Elle pianota une réponse, puis hésita à l’envoyer.
— Je te l’avais dit. Tu es faite pour ce rôle. On dirait une scène de drama. Il va sûrement te réclamer ton corps ! lança Kay, hilare, en la voyant croiser instinctivement les bras sur sa poitrine.
— Dégage, Kay ! Tu veux que je fasse une attaque ? Il ne m’a rien fait cette nuit-là, et je lui en suis reconnaissante. Un autre à sa place… Jim, par exemple… je n’ose même pas imaginer.
Une sincère admiration filtrait dans sa voix. Elle avait été vulnérable, exposée, et pourtant Ryu Ken n’avait pas dépassé la limite.
Kay la regarda longuement.
— Peut-être qu’il ne t’a pas touchée… parce que tu n’es pas son genre ?
Arya le fusilla du regard.
— Qui vivra verra. Mais il y a un truc étrange… Chaque fois qu’il me regarde, j’ai une espèce de frisson glacé.
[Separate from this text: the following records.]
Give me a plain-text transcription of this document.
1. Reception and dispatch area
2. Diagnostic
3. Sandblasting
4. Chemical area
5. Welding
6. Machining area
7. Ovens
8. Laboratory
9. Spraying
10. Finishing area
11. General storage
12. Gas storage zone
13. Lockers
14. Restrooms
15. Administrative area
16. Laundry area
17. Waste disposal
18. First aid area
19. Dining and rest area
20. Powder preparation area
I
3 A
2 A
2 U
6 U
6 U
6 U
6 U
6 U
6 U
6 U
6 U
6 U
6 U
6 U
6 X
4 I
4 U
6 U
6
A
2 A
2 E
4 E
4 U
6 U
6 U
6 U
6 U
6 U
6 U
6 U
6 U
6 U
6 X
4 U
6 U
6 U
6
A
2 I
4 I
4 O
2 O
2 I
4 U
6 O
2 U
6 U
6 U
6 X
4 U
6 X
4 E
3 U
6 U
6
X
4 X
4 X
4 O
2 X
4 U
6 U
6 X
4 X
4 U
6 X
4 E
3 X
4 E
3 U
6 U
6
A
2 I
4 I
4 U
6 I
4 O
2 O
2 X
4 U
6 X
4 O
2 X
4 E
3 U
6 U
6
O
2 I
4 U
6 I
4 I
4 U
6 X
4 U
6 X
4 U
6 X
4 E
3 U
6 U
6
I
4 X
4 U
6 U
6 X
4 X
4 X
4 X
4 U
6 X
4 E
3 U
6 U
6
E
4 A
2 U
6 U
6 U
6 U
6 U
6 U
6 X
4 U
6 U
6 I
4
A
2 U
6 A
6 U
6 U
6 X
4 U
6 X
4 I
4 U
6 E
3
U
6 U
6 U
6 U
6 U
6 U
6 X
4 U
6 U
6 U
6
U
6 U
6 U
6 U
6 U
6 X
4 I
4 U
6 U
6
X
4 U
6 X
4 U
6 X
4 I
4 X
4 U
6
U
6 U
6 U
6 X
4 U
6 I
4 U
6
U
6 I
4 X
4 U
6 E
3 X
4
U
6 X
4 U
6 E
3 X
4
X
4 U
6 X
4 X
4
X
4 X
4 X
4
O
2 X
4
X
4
Comme si…
Elle s’interrompit, hésitante.
— Comme si quoi ? Vas-y, dis-le.
— Laisse tomber, c’est idiot.
Ils plaisantèrent encore un moment, puis se séparèrent. Arya retourna à l’hôtel, prit une douche rapide et enfila des vêtements simples mais élégants.
En descendant dans le hall, elle aperçut Ryu, déjà là. En avance.
— Salut, lança-t-elle.
Il se tourna vers elle, l’observa sans rien dire. Même en jean et en tee-shirt, elle avait cette présence étrange, ce je-ne-sais-quoi magnétique.
Il se leva.
— On y va.
— Attends. Où ça exactement ? demanda-t-elle, intriguée.
Ryu l’ignora, puis lui lança, l’air de rien :
— Au fait, tu restes ici encore combien de jours ?
— Sept. Pourquoi ? Tu comptes réserver ma chambre ?
Il la fixa droit dans les yeux, un sourire à peine esquissé aux lèvres.
— Tu m’as promis une compensation, non ? Voilà ce que j’ai décidé : tu partageras mon emploi du temps pendant sept jours, et tu m’inviteras à tous les repas.
Elle resta interdite un instant, puis éclata de rire. Ce type était décidément… imprévisible.